Despite its tendency to rely on stock characters tweaked from their traditional characterizations with only a handful of weird details, ParaNorman seems to understand what it’s like to be a child in 21st-century America than any other animated feature film I’ve seen. The working-class attitude is part of it, but, more specifically, it ties to a more honest look at what American suburbs feel like to young people who have no nostalgic fixation on Leave It to Beaver. These kids have cell phones and send text messages. They watch R-rated movies and know that there’s an adult video store across the street from the Town Hall. They have ear-loop piercings and listen to Dizzee Rascal. Exaggerated though it is, this is closer to the everyday reality of American children than any recent family film I can think, animated or not.
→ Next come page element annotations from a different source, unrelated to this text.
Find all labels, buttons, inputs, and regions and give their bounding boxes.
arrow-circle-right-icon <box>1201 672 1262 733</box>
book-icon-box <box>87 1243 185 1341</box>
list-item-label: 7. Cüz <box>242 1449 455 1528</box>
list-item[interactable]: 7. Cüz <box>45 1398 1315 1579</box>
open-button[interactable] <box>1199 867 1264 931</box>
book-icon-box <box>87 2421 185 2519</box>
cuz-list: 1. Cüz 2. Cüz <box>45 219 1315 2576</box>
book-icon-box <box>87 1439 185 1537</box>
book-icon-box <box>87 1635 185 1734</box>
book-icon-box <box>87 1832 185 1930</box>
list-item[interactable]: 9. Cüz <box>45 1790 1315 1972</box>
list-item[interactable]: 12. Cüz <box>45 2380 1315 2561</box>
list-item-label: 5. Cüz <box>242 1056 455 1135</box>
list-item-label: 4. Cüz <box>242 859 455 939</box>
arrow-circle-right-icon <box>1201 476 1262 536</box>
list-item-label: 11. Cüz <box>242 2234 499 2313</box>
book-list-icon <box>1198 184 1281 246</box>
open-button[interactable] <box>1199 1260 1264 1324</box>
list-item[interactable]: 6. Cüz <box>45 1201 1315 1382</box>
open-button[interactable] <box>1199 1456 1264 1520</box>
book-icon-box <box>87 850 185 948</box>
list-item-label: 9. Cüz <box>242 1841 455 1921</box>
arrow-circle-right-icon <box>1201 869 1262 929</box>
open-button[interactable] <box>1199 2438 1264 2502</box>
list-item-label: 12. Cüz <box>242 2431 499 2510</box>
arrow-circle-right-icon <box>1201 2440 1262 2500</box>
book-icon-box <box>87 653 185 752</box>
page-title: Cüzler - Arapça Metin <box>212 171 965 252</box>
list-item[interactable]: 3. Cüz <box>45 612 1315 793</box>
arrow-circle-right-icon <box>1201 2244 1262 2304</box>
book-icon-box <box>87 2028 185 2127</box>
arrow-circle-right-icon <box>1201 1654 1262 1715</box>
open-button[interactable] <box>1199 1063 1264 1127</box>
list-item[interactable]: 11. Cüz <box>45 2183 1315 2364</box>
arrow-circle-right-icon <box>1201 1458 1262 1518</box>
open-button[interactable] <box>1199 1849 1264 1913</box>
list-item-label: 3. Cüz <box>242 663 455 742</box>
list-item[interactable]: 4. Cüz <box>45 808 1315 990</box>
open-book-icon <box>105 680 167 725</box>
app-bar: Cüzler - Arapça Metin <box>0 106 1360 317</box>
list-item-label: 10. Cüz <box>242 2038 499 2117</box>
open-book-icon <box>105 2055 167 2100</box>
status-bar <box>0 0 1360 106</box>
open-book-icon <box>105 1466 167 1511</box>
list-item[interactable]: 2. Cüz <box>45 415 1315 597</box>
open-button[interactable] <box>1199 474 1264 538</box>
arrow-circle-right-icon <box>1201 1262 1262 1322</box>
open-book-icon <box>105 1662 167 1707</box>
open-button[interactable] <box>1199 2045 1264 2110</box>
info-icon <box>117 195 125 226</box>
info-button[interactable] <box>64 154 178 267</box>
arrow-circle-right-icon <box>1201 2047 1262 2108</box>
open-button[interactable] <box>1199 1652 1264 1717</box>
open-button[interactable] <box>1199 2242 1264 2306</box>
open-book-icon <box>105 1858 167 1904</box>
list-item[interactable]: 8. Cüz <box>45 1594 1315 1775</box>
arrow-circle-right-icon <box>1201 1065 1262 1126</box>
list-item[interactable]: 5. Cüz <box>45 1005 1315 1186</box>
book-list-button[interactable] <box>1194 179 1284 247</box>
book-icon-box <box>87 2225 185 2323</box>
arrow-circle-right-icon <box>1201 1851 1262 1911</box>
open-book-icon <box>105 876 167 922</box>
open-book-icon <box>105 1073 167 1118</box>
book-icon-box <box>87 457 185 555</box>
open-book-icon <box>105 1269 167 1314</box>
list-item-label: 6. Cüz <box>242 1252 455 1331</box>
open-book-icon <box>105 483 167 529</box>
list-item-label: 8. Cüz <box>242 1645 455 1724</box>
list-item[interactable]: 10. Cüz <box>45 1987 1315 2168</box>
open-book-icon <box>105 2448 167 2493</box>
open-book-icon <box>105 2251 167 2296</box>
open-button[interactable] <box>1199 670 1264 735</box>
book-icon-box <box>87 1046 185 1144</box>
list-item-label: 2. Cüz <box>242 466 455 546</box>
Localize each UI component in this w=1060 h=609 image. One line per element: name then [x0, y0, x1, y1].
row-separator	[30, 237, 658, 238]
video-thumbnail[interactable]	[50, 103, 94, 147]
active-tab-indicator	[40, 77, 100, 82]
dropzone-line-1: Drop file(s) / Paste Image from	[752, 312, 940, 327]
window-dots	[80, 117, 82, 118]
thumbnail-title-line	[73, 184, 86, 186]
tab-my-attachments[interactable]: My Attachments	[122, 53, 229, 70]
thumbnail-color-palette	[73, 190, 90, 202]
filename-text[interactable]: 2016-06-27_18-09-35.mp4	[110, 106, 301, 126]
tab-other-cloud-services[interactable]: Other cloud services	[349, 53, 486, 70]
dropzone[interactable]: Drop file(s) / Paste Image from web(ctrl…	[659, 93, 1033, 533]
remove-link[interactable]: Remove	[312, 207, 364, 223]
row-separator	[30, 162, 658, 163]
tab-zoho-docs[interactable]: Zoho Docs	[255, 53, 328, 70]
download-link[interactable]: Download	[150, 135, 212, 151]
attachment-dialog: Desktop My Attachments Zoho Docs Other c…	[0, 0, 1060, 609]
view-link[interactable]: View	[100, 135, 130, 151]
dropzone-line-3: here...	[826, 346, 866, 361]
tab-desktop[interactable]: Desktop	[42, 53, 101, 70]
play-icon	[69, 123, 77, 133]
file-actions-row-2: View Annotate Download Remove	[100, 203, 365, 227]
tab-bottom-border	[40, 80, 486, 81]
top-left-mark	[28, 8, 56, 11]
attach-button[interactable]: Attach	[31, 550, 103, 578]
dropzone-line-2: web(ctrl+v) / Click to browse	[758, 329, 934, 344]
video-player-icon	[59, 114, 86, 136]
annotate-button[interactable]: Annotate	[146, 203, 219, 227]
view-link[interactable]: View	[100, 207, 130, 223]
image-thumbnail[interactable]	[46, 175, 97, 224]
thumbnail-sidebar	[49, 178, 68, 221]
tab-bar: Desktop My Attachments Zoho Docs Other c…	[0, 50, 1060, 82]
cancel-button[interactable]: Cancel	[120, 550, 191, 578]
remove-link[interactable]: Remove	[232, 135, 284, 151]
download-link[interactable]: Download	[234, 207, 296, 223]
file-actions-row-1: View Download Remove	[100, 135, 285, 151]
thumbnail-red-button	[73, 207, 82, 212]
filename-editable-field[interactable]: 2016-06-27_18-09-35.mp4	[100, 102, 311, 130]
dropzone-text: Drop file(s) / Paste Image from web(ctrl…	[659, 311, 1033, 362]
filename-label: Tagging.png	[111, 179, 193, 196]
The best character in the film is the fat kid, Neil (voiced by Tucker Albrizzi), a hummus-eating miniature Falstaff to Norman’s whingeing Prince Hal who, despite his obesity and allergies and incorrigible cowardice, seems wholly independent and capable, as his parents are never seen and his main caretaker, his simple-minded older brother, needs more guidance from him than the other way around. The fat kid is always the best character in these films, though: The Goonies, Stand By Me, Super 8, and pretty much any other dark family film about a ragtag group of kids solving a mystery. They should just make these movies about the fat kid. The “normal” brown-haired skinny boy that’s always the protagonist of these films is consistently outshined by the chubby best friend, who is unburdened by the necessity of being a suitable audience surrogate and can flex a strong personality. If ParaNorman left me with one major disappointment, it’s that it didn’t push its wonderful sentiments of nonjudgmental honesty and empathy further and make Neil the hero, but maybe a fat hero and a gay jock in the same cartoon would have doomed this film to obscurity. Judging by their depiction of the Blithe Hollow townsfolk, who turn from warmhearted patriots to murderous lynch mob and back again in the course of a single night, I’d say Fell and Butler, for all their compassion, have an understandably ambivalent attitude toward the twitchy middle Americans who hold the future of their careers in their wallets.